Growing up in Cleveland, Ohio, in the 1950's, the term denoted a quick but thorough informal tour behind the scenes, such as the cook might give of a restaurant, as opposed to a tour put on by the marketing manager. I don't think anyone in my neighborhood ever heard of the Thomas Cook tour company so the term got interpreted by implication.

Paul
Richard Yates
2018-05-15 01:29:39 UTC
Permalink
Raw Message
On Mon, 14 May 2018 17:55:44 -0700 (PDT), Pavel Svinchnik
<***@jhmi.edu> wrote:

>On Saturday, May 12, 2018 at 12:51:02 PM UTC-4, Tacia wrote:
>> Ladies and Gentlemen,
>>
>> A second-hand idiom reference book came into my possession recently. It was published by a Hong Kong publisher in 1995.
>>
>> In the entry of "Cook's tour," it is said that, "as an idiom, _a Cook's tour_ has come to mean a quick visit to a place or an attraction." (*1) However, on [ collinsdictionary.com ], it is said that this idiom is used rarely, and its recorded usage is shown to be declining after 1982. (*2)
>>
>> Kindly shed some light whether such usage of the aforementioned sense is recommended or not in modern writing. If not, I would be most grateful if you could suggest alternative expressions.
>>
>> *1: [ https://drive.google.com/file/d/1cRDgLpFgKHZOo3YtUhocYxcCuV7ikSfP/view ] (an uploaded picture)
>> *2: [ https://www.collinsdictionary.com/dictionary/english/cooks-tour ]
>>
>> Best Wishes,
>> Tacia
>
>Growing up in Cleveland, Ohio, in the 1950's, the term denoted a quick but thorough informal tour behind the scenes, such as the cook might give of a restaurant, as opposed to a tour put on by the marketing manager.
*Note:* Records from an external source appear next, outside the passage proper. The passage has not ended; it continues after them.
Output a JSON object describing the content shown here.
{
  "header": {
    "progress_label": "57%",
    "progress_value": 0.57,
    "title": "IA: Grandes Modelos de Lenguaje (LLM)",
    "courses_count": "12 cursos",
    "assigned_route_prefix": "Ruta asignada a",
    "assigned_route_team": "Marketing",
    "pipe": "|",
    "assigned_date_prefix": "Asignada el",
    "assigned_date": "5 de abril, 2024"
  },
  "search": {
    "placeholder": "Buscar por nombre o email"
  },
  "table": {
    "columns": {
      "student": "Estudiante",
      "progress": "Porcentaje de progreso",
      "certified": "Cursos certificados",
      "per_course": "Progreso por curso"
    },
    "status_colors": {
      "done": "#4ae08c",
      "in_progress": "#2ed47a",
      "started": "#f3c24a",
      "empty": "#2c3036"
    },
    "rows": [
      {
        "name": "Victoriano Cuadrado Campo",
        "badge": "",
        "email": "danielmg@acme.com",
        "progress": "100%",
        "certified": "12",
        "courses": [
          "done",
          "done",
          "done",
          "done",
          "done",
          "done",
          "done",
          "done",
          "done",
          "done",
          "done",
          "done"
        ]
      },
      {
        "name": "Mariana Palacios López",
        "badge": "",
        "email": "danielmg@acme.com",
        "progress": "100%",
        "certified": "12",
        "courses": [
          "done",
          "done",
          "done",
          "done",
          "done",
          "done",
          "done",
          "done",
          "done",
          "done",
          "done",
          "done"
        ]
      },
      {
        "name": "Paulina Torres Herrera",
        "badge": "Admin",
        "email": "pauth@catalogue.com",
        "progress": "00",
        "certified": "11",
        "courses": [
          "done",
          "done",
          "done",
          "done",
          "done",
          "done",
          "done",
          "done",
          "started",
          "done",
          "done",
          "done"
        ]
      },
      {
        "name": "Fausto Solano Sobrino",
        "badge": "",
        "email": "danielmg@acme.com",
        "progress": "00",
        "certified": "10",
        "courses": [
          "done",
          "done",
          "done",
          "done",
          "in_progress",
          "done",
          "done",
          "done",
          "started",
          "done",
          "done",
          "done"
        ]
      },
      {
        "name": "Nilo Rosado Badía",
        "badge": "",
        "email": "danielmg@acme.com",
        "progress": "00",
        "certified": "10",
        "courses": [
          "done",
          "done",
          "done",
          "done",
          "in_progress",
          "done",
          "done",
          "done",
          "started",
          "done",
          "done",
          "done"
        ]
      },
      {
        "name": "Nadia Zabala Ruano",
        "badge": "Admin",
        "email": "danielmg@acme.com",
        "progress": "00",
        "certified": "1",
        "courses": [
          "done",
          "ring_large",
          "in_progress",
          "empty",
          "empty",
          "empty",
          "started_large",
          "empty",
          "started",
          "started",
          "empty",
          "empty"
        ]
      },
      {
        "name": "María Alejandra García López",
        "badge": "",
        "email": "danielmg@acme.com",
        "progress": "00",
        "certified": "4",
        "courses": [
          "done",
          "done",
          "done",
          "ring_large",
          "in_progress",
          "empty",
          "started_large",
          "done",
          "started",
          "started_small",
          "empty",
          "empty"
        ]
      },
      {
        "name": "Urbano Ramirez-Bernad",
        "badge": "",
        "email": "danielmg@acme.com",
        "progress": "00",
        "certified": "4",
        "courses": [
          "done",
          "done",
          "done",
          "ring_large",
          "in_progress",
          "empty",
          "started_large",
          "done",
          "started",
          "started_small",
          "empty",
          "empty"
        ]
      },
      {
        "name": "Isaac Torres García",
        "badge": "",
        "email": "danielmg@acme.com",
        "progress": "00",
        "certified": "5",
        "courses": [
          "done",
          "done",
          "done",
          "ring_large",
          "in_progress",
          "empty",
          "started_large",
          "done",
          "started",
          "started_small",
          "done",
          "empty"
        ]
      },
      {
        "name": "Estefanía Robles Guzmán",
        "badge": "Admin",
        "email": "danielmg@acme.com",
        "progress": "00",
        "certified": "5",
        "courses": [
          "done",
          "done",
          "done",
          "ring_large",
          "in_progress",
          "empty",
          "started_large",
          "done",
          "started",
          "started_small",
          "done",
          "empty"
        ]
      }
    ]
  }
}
I don't think anyone in my neighborhood ever heard of the Thomas Cook tour company so the term got interpreted by implication.

I always thought that it had something to do with 18th Century
explorer Capt. James Cook. But I falsely induced that when I was very
young and never, until this week, heard of another origin, or of an
example that did not fit my imagined definition.